“I feel much better than yesterday. I did not tell you, but I have felt ill for nearly a week.”

“’Fraid to tell, eh?–and you were so scared over the beasts– Scared! By Jiminy, you’ve got grit, little woman! There’s two kinds of scaredness; you’ve got the Stonewall Jackson kind. If anybody asks you, just refer them to Tommy Blake.”

“Thank you, Mr. Blake. But should we not hasten back now to prepare something for Mr. Winthrope?”

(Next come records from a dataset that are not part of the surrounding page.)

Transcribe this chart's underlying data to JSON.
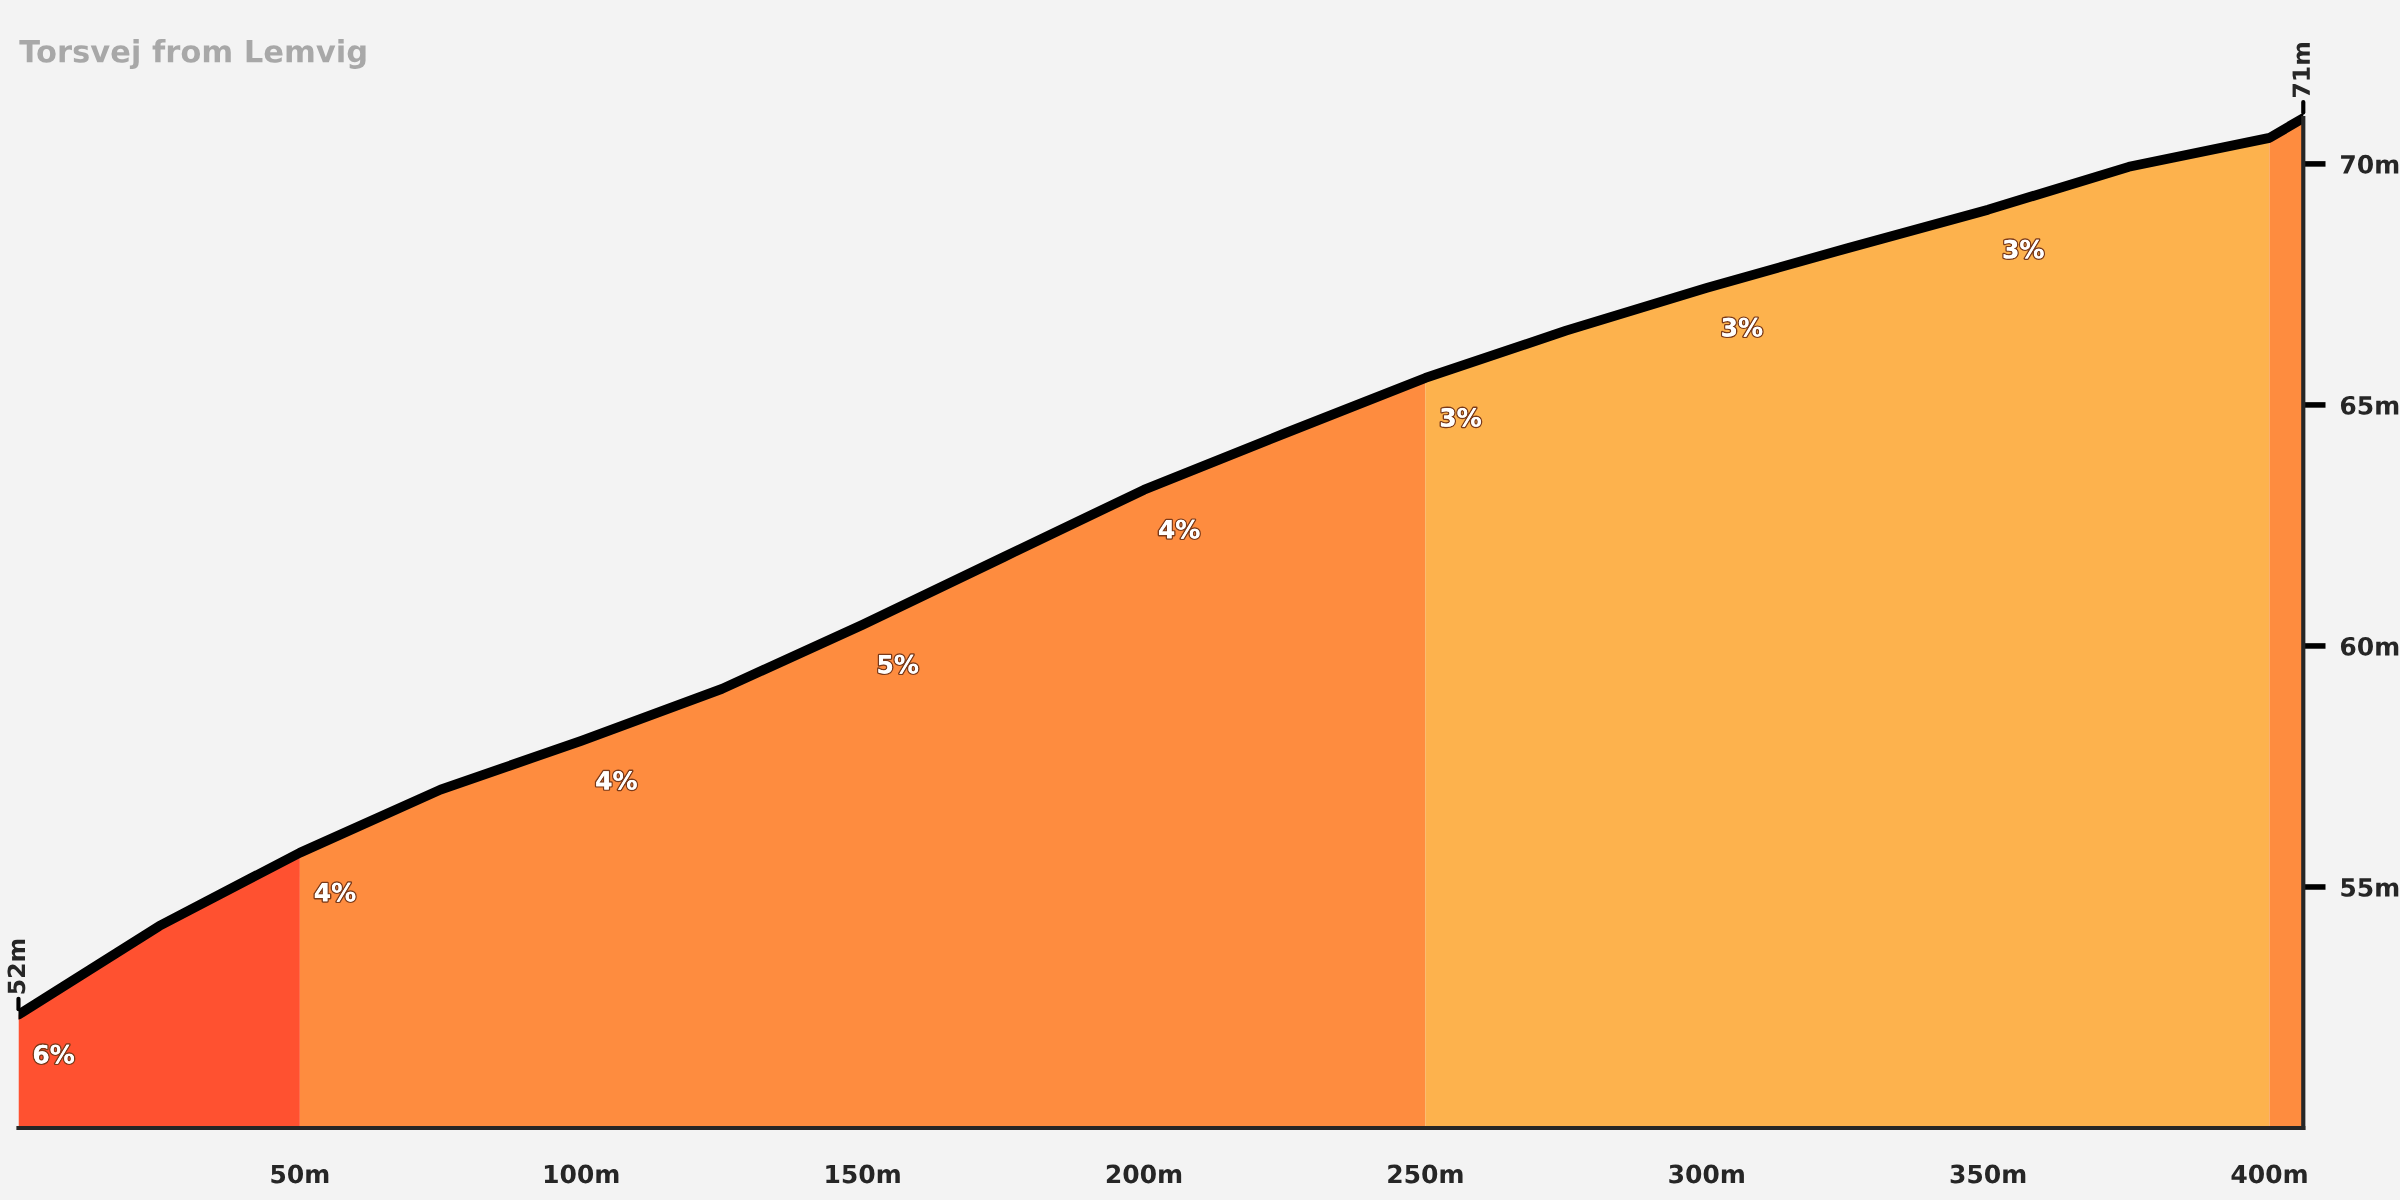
{
  "chart_data": {
    "type": "area",
    "title": "Torsvej from Lemvig",
    "series": [
      {
        "color": "#ff5130",
        "x": [
          0,
          25,
          50
        ],
        "values": [
          52.35,
          54.19,
          55.71
        ]
      },
      {
        "color": "#fe8c3f",
        "x": [
          50,
          75,
          100,
          125,
          150,
          175,
          200,
          225,
          250
        ],
        "values": [
          55.71,
          57.02,
          58.03,
          59.11,
          60.44,
          61.84,
          63.24,
          64.41,
          65.56
        ]
      },
      {
        "color": "#fdb24d",
        "x": [
          250,
          275,
          300,
          325,
          350,
          375,
          400
        ],
        "values": [
          65.56,
          66.54,
          67.43,
          68.25,
          69.05,
          69.94,
          70.54
        ]
      },
      {
        "color": "#fe8c3f",
        "x": [
          400,
          406
        ],
        "values": [
          70.54,
          70.95
        ]
      },
      {
        "type": "line",
        "color": "#000000",
        "x": [
          0,
          25,
          50,
          75,
          100,
          125,
          150,
          175,
          200,
          225,
          250,
          275,
          300,
          325,
          350,
          375,
          400,
          406
        ],
        "values": [
          52.35,
          54.19,
          55.71,
          57.02,
          58.03,
          59.11,
          60.44,
          61.84,
          63.24,
          64.41,
          65.56,
          66.54,
          67.43,
          68.25,
          69.05,
          69.94,
          70.54,
          70.95
        ]
      }
    ],
    "xlim": [
      0,
      406
    ],
    "ylim": [
      50,
      73.4
    ],
    "xticks": [
      {
        "value": 50,
        "label": "50m"
      },
      {
        "value": 100,
        "label": "100m"
      },
      {
        "value": 150,
        "label": "150m"
      },
      {
        "value": 200,
        "label": "200m"
      },
      {
        "value": 250,
        "label": "250m"
      },
      {
        "value": 300,
        "label": "300m"
      },
      {
        "value": 350,
        "label": "350m"
      },
      {
        "value": 400,
        "label": "400m"
      },
      {
        "value": 406,
        "label": null
      }
    ],
    "yticks": [
      {
        "value": 55,
        "label": "55m"
      },
      {
        "value": 60,
        "label": "60m"
      },
      {
        "value": 65,
        "label": "65m"
      },
      {
        "value": 70,
        "label": "70m"
      }
    ],
    "grid": false,
    "legend": false,
    "annotations": [
      {
        "text": "52m",
        "x": 0,
        "y": 52.35
      },
      {
        "text": "71m",
        "x": 406,
        "y": 70.95
      },
      "6%",
      "4%",
      "4%",
      "5%",
      "4%",
      "3%",
      "3%",
      "3%"
    ]
  }
}
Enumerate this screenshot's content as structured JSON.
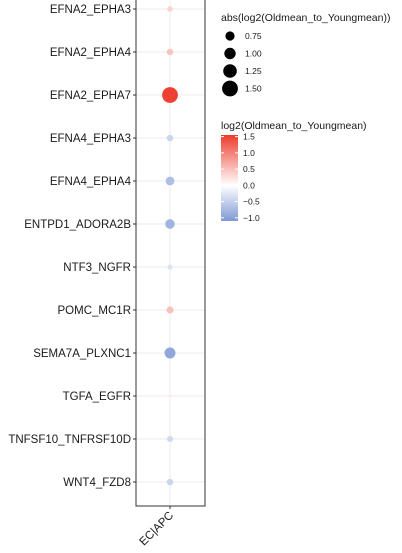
{
  "chart_data": {
    "type": "scatter",
    "x_categories": [
      "EC|APC"
    ],
    "y_categories": [
      "EFNA2_EPHA3",
      "EFNA2_EPHA4",
      "EFNA2_EPHA7",
      "EFNA4_EPHA3",
      "EFNA4_EPHA4",
      "ENTPD1_ADORA2B",
      "NTF3_NGFR",
      "POMC_MC1R",
      "SEMA7A_PLXNC1",
      "TGFA_EGFR",
      "TNFSF10_TNFRSF10D",
      "WNT4_FZD8"
    ],
    "values": [
      0.35,
      0.45,
      1.5,
      -0.45,
      -0.7,
      -0.8,
      -0.3,
      0.5,
      -0.95,
      0.15,
      -0.4,
      -0.45
    ],
    "size_legend": {
      "title": "abs(log2(Oldmean_to_Youngmean))",
      "labels": [
        "0.75",
        "1.00",
        "1.25",
        "1.50"
      ],
      "values": [
        0.75,
        1.0,
        1.25,
        1.5
      ]
    },
    "color_legend": {
      "title": "log2(Oldmean_to_Youngmean)",
      "labels": [
        "1.5",
        "1.0",
        "0.5",
        "0.0",
        "−0.5",
        "−1.0"
      ],
      "values": [
        1.5,
        1.0,
        0.5,
        0.0,
        -0.5,
        -1.0
      ],
      "range": [
        -1.1,
        1.55
      ],
      "low_color": "#7f99d4",
      "mid_color": "#ffffff",
      "high_color": "#ee3b2c"
    },
    "grid": true
  }
}
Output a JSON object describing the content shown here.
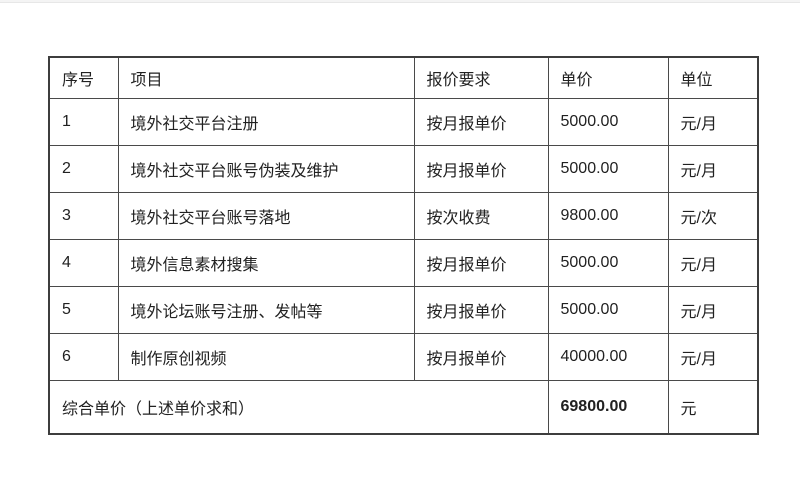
{
  "table": {
    "headers": [
      "序号",
      "项目",
      "报价要求",
      "单价",
      "单位"
    ],
    "rows": [
      {
        "no": "1",
        "item": "境外社交平台注册",
        "requirement": "按月报单价",
        "price": "5000.00",
        "unit": "元/月"
      },
      {
        "no": "2",
        "item": "境外社交平台账号伪装及维护",
        "requirement": "按月报单价",
        "price": "5000.00",
        "unit": "元/月"
      },
      {
        "no": "3",
        "item": "境外社交平台账号落地",
        "requirement": "按次收费",
        "price": "9800.00",
        "unit": "元/次"
      },
      {
        "no": "4",
        "item": "境外信息素材搜集",
        "requirement": "按月报单价",
        "price": "5000.00",
        "unit": "元/月"
      },
      {
        "no": "5",
        "item": "境外论坛账号注册、发帖等",
        "requirement": "按月报单价",
        "price": "5000.00",
        "unit": "元/月"
      },
      {
        "no": "6",
        "item": "制作原创视频",
        "requirement": "按月报单价",
        "price": "40000.00",
        "unit": "元/月"
      }
    ],
    "summary": {
      "label": "综合单价（上述单价求和）",
      "price": "69800.00",
      "unit": "元"
    }
  }
}
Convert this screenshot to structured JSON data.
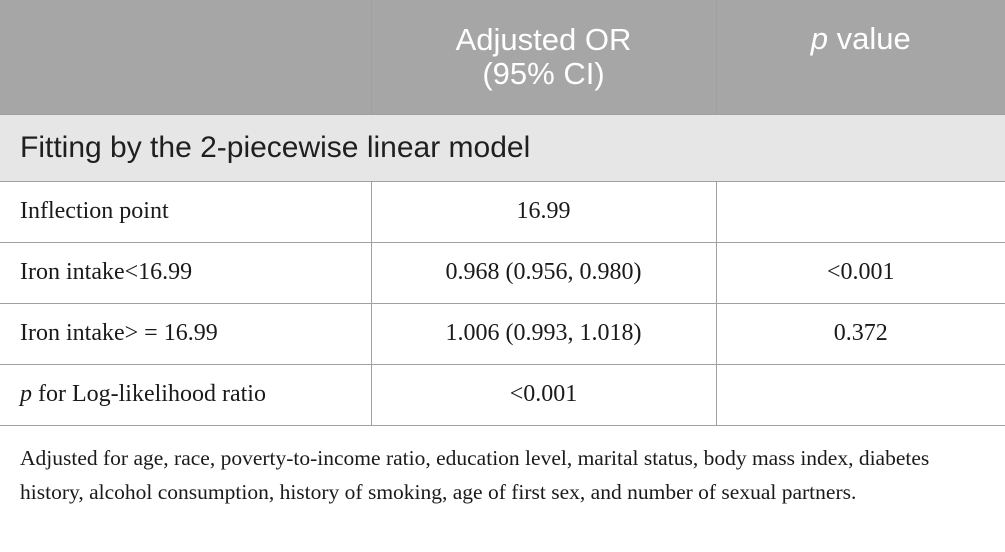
{
  "table": {
    "header": {
      "col1": "",
      "col2_line1": "Adjusted OR",
      "col2_line2": "(95% CI)",
      "col3_italic": "p",
      "col3_rest": " value"
    },
    "section_title": "Fitting by the 2-piecewise linear model",
    "rows": [
      {
        "label_italic": "",
        "label": "Inflection point",
        "or": "16.99",
        "p": ""
      },
      {
        "label_italic": "",
        "label": "Iron intake<16.99",
        "or": "0.968 (0.956, 0.980)",
        "p": "<0.001"
      },
      {
        "label_italic": "",
        "label": "Iron intake> = 16.99",
        "or": "1.006 (0.993, 1.018)",
        "p": "0.372"
      },
      {
        "label_italic": "p",
        "label": " for Log-likelihood ratio",
        "or": "<0.001",
        "p": ""
      }
    ]
  },
  "footnote": "Adjusted for age, race, poverty-to-income ratio, education level, marital status, body mass index, diabetes history, alcohol consumption, history of smoking, age of first sex, and number of sexual partners."
}
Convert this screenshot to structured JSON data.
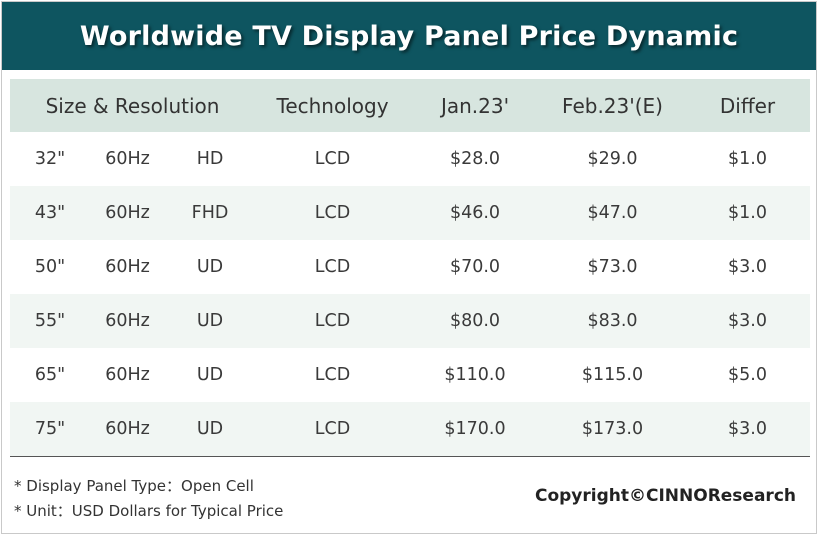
{
  "title": "Worldwide TV Display Panel Price Dynamic",
  "chart_data": {
    "type": "table",
    "title": "Worldwide TV Display Panel Price Dynamic",
    "columns": [
      "Size & Resolution",
      "Technology",
      "Jan.23'",
      "Feb.23'(E)",
      "Differ"
    ],
    "rows": [
      {
        "size": "32\"",
        "refresh": "60Hz",
        "resolution": "HD",
        "technology": "LCD",
        "jan": "$28.0",
        "feb": "$29.0",
        "differ": "$1.0"
      },
      {
        "size": "43\"",
        "refresh": "60Hz",
        "resolution": "FHD",
        "technology": "LCD",
        "jan": "$46.0",
        "feb": "$47.0",
        "differ": "$1.0"
      },
      {
        "size": "50\"",
        "refresh": "60Hz",
        "resolution": "UD",
        "technology": "LCD",
        "jan": "$70.0",
        "feb": "$73.0",
        "differ": "$3.0"
      },
      {
        "size": "55\"",
        "refresh": "60Hz",
        "resolution": "UD",
        "technology": "LCD",
        "jan": "$80.0",
        "feb": "$83.0",
        "differ": "$3.0"
      },
      {
        "size": "65\"",
        "refresh": "60Hz",
        "resolution": "UD",
        "technology": "LCD",
        "jan": "$110.0",
        "feb": "$115.0",
        "differ": "$5.0"
      },
      {
        "size": "75\"",
        "refresh": "60Hz",
        "resolution": "UD",
        "technology": "LCD",
        "jan": "$170.0",
        "feb": "$173.0",
        "differ": "$3.0"
      }
    ]
  },
  "notes": [
    "* Display Panel Type：Open Cell",
    "* Unit：USD Dollars for Typical Price"
  ],
  "copyright": "Copyright©CINNOResearch",
  "colors": {
    "title_bar": "#0e5560",
    "header_row": "#d7e5df",
    "alt_row": "#f1f6f3"
  }
}
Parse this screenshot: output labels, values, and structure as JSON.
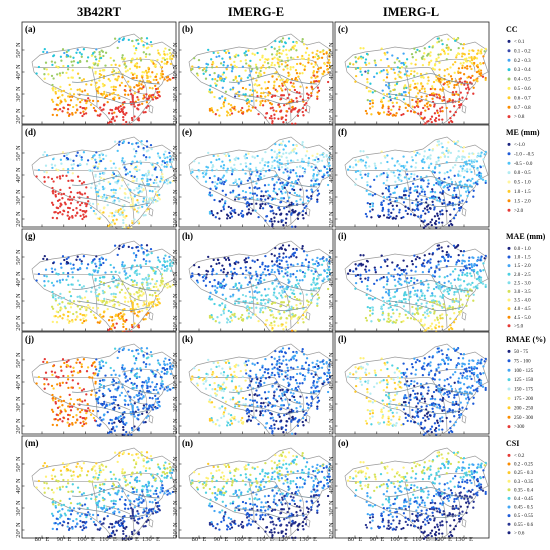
{
  "columns": [
    "3B42RT",
    "IMERG-E",
    "IMERG-L"
  ],
  "panel_labels": [
    "(a)",
    "(b)",
    "(c)",
    "(d)",
    "(e)",
    "(f)",
    "(g)",
    "(h)",
    "(i)",
    "(j)",
    "(k)",
    "(l)",
    "(m)",
    "(n)",
    "(o)"
  ],
  "lat_ticks": [
    "50° N",
    "40° N",
    "30° N",
    "20° N"
  ],
  "lon_ticks": [
    "80° E",
    "90° E",
    "100° E",
    "110° E",
    "120° E",
    "130° E"
  ],
  "metrics": [
    {
      "title": "CC",
      "classes": [
        "< 0.1",
        "0.1 - 0.2",
        "0.2 - 0.3",
        "0.3 - 0.4",
        "0.4 - 0.5",
        "0.5 - 0.6",
        "0.6 - 0.7",
        "0.7 - 0.8",
        "> 0.8"
      ],
      "colors": [
        "#1a237e",
        "#3949ab",
        "#42a5f5",
        "#26c6da",
        "#9ccc65",
        "#ffee58",
        "#ffca28",
        "#fb8c00",
        "#e53935"
      ]
    },
    {
      "title": "ME (mm)",
      "classes": [
        "<-1.0",
        "-1.0 - -0.5",
        "-0.5 - 0.0",
        "0.0 - 0.5",
        "0.5 - 1.0",
        "1.0 - 1.5",
        "1.5 - 2.0",
        ">2.0"
      ],
      "colors": [
        "#1a237e",
        "#1e5bd8",
        "#4fc3f7",
        "#b2ebf2",
        "#fff59d",
        "#ffca28",
        "#fb8c00",
        "#e53935"
      ]
    },
    {
      "title": "MAE (mm)",
      "classes": [
        "0.0 - 1.0",
        "1.0 - 1.5",
        "1.5 - 2.0",
        "2.0 - 2.5",
        "2.5 - 3.0",
        "3.0 - 3.5",
        "3.5 - 4.0",
        "4.0 - 4.5",
        "4.5 - 5.0",
        ">5.0"
      ],
      "colors": [
        "#1a237e",
        "#1e5bd8",
        "#42a5f5",
        "#4dd0e1",
        "#80deea",
        "#d4e157",
        "#fff176",
        "#ffca28",
        "#fb8c00",
        "#e53935"
      ]
    },
    {
      "title": "RMAE (%)",
      "classes": [
        "50 - 75",
        "75 - 100",
        "100 - 125",
        "125 - 150",
        "150 - 175",
        "175 - 200",
        "200 - 250",
        "250 - 300",
        ">300"
      ],
      "colors": [
        "#1a237e",
        "#1e5bd8",
        "#42a5f5",
        "#4dd0e1",
        "#b2ebf2",
        "#fff176",
        "#ffca28",
        "#fb8c00",
        "#e53935"
      ]
    },
    {
      "title": "CSI",
      "classes": [
        "< 0.2",
        "0.2 - 0.25",
        "0.25 - 0.3",
        "0.3 - 0.35",
        "0.35 - 0.4",
        "0.4 - 0.45",
        "0.45 - 0.5",
        "0.5 - 0.55",
        "0.55 - 0.6",
        "> 0.6"
      ],
      "colors": [
        "#e53935",
        "#fb8c00",
        "#ffca28",
        "#fff176",
        "#d4e157",
        "#4dd0e1",
        "#42a5f5",
        "#1e5bd8",
        "#283593",
        "#1a237e"
      ]
    }
  ]
}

“Ditto for yours truly. I’m like that sepulchre you read about–white outside, and within nothing but bare bones and emptiness.”


CHAPTER XV
WITH BOW AND CLUB

The fire was soon re-lit, and a pot of meat set on to stew. It had ample time to simmer. Winthrope was wrapped in a life-giving sleep, out of which he did not waken until evening, while Blake, unable to wait for the pot to boil, and nauseated by the fishy odor of the dried seafowl, hunted out the jerked leopard meat, and having devoured enough to satisfy a native, fell asleep under a bush.

The sun was half down the sky when he sat up and looked around, wide awake the moment he opened his eyes. Miss Leslie was quietly placing an armful of sticks on the fuel heap beside the baobab.

“Hello, Miss Jenny! Hard at it, I see,” he called cheerfully.

“Hush!” she cautioned. “Mr. Winthrope is still asleep.”